Doré v. Barreau du Québec 2012 SCC 12
Barristers and Solicitors - Duty to public - General - Duty to conduct oneself with objectivity, moderation and dignity (incl. civility)
The Disciplinary Council of the Barreau du Québec reprimanded a lawyer for the content of a letter he wrote to a judge after a court proceeding. That decision was upheld by the Tribunal des professions. The lawyer applied for judicial review, inter alia, challenging the constitutionality of the decision, claiming that it violated his freedom of expression (Canadian Charter of Rights and Freedoms, s. 2(b)).
The Quebec Superior Court, in a decision with neutral citation 2008 QCCS 2450, dismissed the application. The lawyer appealed.
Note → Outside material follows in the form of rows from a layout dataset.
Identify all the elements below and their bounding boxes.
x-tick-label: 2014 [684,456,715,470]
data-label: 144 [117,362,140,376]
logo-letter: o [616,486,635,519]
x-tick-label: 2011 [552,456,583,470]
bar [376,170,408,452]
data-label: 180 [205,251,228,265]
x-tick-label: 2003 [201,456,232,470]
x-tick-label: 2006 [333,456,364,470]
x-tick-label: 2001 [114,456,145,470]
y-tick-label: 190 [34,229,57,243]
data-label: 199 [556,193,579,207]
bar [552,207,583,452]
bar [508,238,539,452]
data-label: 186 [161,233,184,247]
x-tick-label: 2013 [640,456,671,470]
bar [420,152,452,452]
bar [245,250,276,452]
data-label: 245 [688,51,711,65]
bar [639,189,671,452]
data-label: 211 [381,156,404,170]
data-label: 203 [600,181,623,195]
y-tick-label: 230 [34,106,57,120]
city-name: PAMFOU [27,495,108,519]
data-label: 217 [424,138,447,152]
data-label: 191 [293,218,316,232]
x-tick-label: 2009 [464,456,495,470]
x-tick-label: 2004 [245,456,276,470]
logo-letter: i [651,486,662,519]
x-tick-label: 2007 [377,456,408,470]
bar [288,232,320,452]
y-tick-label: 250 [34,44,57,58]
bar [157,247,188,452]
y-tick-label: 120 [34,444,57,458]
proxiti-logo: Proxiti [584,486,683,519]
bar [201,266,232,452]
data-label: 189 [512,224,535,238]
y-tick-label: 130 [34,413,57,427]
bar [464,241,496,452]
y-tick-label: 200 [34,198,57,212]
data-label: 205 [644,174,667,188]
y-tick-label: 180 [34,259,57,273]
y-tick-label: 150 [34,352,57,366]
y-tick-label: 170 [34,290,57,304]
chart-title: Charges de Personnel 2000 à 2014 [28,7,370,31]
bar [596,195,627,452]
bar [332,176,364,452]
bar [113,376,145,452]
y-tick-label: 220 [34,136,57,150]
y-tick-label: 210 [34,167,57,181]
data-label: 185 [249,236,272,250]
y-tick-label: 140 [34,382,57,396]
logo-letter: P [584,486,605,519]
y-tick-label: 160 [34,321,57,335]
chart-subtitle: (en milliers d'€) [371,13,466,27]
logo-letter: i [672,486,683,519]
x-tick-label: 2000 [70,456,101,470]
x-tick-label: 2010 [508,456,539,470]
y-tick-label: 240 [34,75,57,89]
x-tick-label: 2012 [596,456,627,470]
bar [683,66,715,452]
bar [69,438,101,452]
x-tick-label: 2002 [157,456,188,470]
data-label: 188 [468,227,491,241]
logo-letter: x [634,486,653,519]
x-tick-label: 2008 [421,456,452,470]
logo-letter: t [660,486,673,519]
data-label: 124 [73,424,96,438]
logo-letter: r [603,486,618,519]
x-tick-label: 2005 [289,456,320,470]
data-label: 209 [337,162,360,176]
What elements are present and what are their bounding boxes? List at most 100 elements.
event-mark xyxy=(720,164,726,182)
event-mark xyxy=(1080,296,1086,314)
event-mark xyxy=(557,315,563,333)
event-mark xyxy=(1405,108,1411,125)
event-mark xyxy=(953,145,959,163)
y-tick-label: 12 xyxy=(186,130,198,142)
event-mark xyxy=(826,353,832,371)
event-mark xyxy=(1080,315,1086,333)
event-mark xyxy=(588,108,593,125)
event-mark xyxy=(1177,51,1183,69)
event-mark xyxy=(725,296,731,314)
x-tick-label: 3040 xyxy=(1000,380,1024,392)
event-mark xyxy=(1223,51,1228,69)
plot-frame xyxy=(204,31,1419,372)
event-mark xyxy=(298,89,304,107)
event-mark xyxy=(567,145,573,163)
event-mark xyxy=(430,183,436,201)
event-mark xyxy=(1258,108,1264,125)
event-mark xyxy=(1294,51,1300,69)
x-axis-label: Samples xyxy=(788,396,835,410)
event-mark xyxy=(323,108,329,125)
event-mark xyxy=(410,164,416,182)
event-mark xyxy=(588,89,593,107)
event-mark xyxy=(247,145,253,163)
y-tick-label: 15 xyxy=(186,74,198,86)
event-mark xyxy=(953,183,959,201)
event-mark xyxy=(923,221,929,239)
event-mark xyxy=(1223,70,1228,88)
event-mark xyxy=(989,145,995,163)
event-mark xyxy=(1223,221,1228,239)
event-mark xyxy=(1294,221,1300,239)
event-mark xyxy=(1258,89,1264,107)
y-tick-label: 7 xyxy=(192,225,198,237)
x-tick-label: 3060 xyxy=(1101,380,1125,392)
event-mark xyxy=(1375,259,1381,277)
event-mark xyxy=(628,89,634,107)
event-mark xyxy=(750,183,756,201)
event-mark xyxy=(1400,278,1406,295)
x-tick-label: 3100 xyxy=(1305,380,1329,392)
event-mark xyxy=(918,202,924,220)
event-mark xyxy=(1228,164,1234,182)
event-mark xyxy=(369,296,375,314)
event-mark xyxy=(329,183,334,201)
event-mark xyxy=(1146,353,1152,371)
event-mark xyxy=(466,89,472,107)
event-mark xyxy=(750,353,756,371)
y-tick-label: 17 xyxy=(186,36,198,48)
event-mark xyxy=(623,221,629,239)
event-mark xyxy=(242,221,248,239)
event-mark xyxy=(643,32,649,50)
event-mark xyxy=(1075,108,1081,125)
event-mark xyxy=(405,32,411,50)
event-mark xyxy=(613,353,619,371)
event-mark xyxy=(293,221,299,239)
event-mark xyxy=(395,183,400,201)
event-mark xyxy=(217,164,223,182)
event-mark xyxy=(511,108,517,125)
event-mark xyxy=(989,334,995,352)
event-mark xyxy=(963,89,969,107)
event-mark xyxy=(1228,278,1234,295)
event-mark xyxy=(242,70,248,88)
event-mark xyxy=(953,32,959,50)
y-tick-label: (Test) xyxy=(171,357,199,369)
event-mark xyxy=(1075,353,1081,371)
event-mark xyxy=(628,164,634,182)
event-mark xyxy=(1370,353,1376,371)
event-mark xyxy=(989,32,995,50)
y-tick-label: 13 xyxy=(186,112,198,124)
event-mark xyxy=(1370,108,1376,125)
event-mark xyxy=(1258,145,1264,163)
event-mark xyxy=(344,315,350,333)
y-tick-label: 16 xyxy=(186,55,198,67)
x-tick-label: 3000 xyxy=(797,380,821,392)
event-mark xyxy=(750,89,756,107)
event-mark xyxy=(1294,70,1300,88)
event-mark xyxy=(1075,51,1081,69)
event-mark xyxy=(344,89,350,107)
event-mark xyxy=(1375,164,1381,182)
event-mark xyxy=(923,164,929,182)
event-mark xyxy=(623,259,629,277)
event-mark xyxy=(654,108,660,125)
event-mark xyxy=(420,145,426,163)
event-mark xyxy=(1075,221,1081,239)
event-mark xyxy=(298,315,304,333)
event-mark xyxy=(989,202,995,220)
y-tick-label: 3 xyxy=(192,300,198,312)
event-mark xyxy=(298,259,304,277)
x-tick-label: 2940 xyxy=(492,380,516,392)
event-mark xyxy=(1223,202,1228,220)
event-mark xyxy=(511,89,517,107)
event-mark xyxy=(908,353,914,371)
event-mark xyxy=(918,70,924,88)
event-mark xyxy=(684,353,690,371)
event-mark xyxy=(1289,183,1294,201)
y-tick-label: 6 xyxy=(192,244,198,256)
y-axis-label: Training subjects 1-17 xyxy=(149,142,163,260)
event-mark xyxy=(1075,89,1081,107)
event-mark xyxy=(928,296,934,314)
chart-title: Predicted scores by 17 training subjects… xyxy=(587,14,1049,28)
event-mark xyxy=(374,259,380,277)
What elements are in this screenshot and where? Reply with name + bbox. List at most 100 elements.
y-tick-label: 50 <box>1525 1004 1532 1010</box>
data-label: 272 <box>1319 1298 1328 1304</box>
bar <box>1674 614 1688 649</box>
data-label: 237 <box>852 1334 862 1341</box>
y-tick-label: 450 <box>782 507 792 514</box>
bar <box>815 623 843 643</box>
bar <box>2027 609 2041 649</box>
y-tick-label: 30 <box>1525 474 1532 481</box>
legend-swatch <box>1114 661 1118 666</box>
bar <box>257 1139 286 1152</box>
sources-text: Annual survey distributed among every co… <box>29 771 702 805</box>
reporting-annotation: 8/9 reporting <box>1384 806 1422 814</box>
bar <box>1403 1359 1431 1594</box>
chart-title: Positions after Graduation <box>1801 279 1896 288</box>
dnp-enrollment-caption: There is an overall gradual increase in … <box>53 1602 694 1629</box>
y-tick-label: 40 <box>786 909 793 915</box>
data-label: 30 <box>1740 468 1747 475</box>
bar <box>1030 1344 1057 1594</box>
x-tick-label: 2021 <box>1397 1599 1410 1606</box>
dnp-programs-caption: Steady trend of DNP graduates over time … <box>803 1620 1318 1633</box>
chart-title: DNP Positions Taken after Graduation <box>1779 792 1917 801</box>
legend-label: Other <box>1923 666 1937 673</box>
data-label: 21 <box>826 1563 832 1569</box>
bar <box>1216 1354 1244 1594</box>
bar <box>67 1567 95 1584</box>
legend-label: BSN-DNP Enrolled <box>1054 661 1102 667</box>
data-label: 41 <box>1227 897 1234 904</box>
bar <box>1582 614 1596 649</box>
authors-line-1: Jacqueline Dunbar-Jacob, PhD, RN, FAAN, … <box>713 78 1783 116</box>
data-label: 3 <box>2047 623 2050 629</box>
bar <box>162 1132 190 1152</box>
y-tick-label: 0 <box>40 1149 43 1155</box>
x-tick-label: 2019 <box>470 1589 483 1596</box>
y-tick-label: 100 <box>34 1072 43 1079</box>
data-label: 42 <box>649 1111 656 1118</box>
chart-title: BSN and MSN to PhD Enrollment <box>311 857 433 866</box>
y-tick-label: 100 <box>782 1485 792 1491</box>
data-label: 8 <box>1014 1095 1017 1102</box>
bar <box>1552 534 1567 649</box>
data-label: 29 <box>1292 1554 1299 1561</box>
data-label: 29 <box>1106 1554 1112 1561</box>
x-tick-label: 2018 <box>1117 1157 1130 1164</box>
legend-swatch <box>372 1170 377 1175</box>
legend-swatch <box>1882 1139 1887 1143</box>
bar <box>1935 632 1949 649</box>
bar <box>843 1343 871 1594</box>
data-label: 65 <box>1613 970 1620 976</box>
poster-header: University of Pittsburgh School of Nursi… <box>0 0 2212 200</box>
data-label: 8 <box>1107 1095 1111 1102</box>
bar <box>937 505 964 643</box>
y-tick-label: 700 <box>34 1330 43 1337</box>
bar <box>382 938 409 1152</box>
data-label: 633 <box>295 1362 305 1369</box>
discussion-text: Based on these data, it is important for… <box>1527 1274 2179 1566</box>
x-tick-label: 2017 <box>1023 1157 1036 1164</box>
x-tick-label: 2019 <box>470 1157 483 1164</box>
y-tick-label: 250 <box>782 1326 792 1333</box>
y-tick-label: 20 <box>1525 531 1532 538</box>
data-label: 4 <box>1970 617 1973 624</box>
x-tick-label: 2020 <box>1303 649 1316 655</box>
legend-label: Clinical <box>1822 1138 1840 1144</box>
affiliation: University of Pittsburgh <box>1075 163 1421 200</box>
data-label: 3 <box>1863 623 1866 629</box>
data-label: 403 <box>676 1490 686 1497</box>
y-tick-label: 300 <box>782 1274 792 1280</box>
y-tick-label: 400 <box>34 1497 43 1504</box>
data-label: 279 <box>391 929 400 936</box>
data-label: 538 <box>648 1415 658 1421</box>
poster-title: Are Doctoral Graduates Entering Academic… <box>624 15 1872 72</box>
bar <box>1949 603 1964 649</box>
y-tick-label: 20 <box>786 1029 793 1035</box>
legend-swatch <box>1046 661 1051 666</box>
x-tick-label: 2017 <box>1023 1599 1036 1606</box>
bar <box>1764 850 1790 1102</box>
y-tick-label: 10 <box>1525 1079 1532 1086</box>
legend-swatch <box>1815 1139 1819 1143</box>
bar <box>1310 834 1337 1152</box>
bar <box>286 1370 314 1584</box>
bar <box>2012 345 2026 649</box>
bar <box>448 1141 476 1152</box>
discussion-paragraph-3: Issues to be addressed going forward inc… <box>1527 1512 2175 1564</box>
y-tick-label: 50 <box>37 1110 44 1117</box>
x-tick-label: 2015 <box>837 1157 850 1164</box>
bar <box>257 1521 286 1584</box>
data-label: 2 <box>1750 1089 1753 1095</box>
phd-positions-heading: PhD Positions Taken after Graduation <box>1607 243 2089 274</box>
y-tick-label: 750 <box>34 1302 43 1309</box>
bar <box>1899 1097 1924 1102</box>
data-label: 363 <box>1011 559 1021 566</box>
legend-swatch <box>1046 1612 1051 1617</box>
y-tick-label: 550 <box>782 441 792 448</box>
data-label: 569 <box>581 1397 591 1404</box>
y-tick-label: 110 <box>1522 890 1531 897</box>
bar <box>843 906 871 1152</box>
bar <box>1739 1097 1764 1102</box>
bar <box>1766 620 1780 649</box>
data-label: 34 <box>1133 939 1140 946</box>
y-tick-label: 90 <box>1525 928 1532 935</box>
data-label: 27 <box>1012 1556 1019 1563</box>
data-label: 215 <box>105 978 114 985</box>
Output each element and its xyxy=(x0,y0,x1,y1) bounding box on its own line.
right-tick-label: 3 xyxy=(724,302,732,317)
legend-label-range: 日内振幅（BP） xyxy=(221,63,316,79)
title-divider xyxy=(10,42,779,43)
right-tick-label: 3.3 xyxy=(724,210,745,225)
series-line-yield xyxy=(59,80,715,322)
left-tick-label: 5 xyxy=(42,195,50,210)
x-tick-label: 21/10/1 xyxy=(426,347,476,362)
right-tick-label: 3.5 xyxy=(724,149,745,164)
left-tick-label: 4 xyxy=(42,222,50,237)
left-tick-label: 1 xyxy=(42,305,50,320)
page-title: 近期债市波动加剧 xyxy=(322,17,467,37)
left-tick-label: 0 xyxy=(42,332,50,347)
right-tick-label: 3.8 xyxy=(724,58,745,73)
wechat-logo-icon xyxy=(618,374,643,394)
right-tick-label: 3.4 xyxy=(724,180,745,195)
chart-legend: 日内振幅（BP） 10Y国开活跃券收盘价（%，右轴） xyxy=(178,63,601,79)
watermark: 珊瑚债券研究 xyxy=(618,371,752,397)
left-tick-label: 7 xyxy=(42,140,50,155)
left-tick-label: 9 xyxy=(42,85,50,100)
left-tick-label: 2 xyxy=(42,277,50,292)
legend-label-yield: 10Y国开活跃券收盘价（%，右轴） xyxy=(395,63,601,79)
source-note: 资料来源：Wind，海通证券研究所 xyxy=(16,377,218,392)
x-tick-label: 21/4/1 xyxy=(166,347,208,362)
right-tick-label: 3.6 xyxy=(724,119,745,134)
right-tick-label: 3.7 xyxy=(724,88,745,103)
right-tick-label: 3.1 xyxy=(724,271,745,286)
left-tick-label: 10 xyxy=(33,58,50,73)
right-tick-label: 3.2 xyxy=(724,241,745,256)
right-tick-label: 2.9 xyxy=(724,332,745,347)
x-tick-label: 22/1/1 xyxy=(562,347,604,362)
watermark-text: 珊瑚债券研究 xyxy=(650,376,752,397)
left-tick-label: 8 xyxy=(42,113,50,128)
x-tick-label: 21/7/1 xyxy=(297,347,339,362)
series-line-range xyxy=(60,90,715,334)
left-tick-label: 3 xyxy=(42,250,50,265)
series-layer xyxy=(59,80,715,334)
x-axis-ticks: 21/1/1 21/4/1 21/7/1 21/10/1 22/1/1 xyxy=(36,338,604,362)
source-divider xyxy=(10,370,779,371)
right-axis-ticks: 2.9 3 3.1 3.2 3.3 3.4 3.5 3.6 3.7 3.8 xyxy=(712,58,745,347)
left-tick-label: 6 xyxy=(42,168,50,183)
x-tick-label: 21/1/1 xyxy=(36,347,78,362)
The Quebec Court of Appeal, in a decision with neutral citation 2010 QCCA 24, dismissed the appeal. The court acknowledged that the Disciplinary Council’s decision was a breach of s. 2(b), but applying a full s. 1 Oakes analysis upheld the decision. The lawyer appealed again. At issue was the appropriate framework to be applied in reviewing administrative decisions for compliance with Charter protections (i.e., whether the s. 1 Oakes framework developed for reviewing laws for compliance with the Constitution or an approach which integrated Charter values into the classic administrative law approach to judicial review was to be used).
The Supreme Court of Canada held that in determining whether administrative decision-makers exercised their statutory discretion in accordance with Charter protections, the administrative law approach was appropriate. The standard of review was reasonableness. In this case, the discipline committee’s decision to reprimand the lawyer reflected a proportionate balancing of its public mandate to ensure that lawyers behaved with “objectivity, moderation and dignity” with the lawyer’s expressive rights. It was, as a result, a reasonable one. The court dismissed the appeal.